Sotomayor Hearings Enter Final Day

WASHINGTON – Barring a monumental mistake, Sonia Sotomayor has to endure only a few more hours in the witness chair before she can look ahead to her eventual confirmation as a Supreme Court justice.

Sotomayor returns for a third and final day of questioning Thursday, having avoided saying much on a range of hot-button issues, including guns and abortion.

Her unwillingness to be pinned down on almost any topic frustrated even some friendly Democrats.

"I think your record is exemplary, Judge Sotomayor, exemplary," said Sen. Arlen Specter, D-Pa., who quit the Republican Party earlier this year. "I'm not commenting about your answers, but your record is exemplary."

Sotomayor, 55, has been a federal judge for 17 years, the last 11 on the appeals court in New York. President Barack Obama nominated her to take the seat of Justice David Souter, who retired last month.

A vote by the full Senate to confirm her is expected in early August, time enough to allow her to take the judicial oath and participate in a scheduled hearing Sept. 9 on a case involving federal campaign finance law.

Despite her years of service, Republicans continued to focus more on Sotomayor's writings and speeches. They said they were still worried Sotomayor would bring bias and a political agenda to the bench.

"It's muddled, confusing, backtracking on issue after issue," complained Sen. Jeff Sessions of Alabama, the top Republican on the Judiciary panel. "I frankly am a bit disappointed in the lack of clarity and consistency in her answers."

But Republicans conceded that Sotomayor had not committed a major mistake that would be necessary to derail her nomination to be the first Hispanic and third woman to serve on the high court.

Once she finishes testifying, Republicans plan to call New Haven, Conn., firefighter Frank Ricci, who passed a promotion exam only to see the city toss out the results because too few minorities qualified for promotion.

His ensuing discrimination complaint gives the GOP another chance to portray Sotomayor as a judge who allows her bias to dictate the outcome of a case.

Ricci, in attendance Wednesday, had his reverse discrimination claim rejected by Sotomayor and two other appeals court judges. The Supreme Court overturned that ruling late last month.

Sen. Lindsey Graham, R-S.C., said Ricci "deserves his chance to tell the American people about how he felt about being denied his promotion, and why he filed suit and what he did to make himself a better candidate for the test."

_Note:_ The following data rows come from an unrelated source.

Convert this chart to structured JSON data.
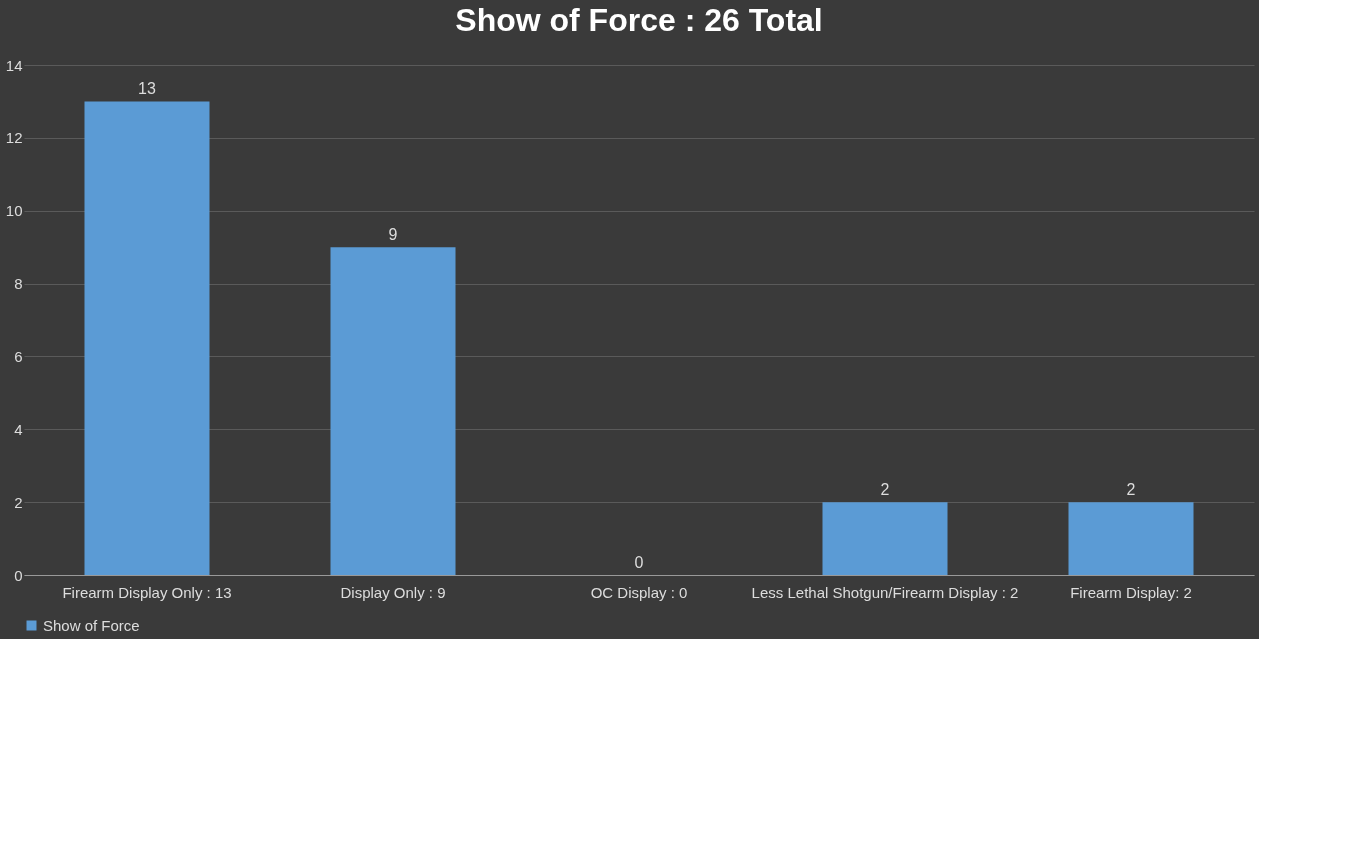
{
  "chart_data": {
    "type": "bar",
    "title": "Show of Force : 26 Total",
    "categories": [
      "Firearm Display Only : 13",
      "Display Only : 9",
      "OC Display : 0",
      "Less Lethal Shotgun/Firearm Display : 2",
      "Firearm Display: 2"
    ],
    "series": [
      {
        "name": "Show of Force",
        "color": "#5b9bd5",
        "values": [
          13,
          9,
          0,
          2,
          2
        ]
      }
    ],
    "ylim": [
      0,
      14
    ],
    "yticks": [
      0,
      2,
      4,
      6,
      8,
      10,
      12,
      14
    ],
    "grid": "y",
    "legend": "bottom",
    "data_labels": true
  }
}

Sotomayor has said repeatedly that her panel was bound by precedent, an assertion that was challenged in an opinion by fellow Judge Jose Cabranes, her one-time mentor.

In 10 hours of questioning over two days, Sotomayor has warded off frequent attempts to get her to weigh in on any major issue that could come before her as a justice.

In one lengthy exchange with Sen. Tom Coburn, R-Okla., a prominent abortion opponent, Sotomayor firmly declined to give her opinion in a hypothetical case involving a woman who learns her 38-week-old fetus has spina bifida, a potentially serious birth defect.

All she would do is relate the state of abortion law as defined by the Supreme Court.

In 1992, the court "reaffirmed the core holding of Roe v. Wade that a woman has a constitutional right to terminate her pregnancy in certain cases," she said, adding that the ruling said the court should consider whether any state regulation "has an undue burden on the woman's constitutional right."

Echoing comments she made on other topics throughout the day, Sotomayor said, "All I can say to you is what the court's done and the standard that the court has applied. We don't make policy choices on the court; we look at the case before us."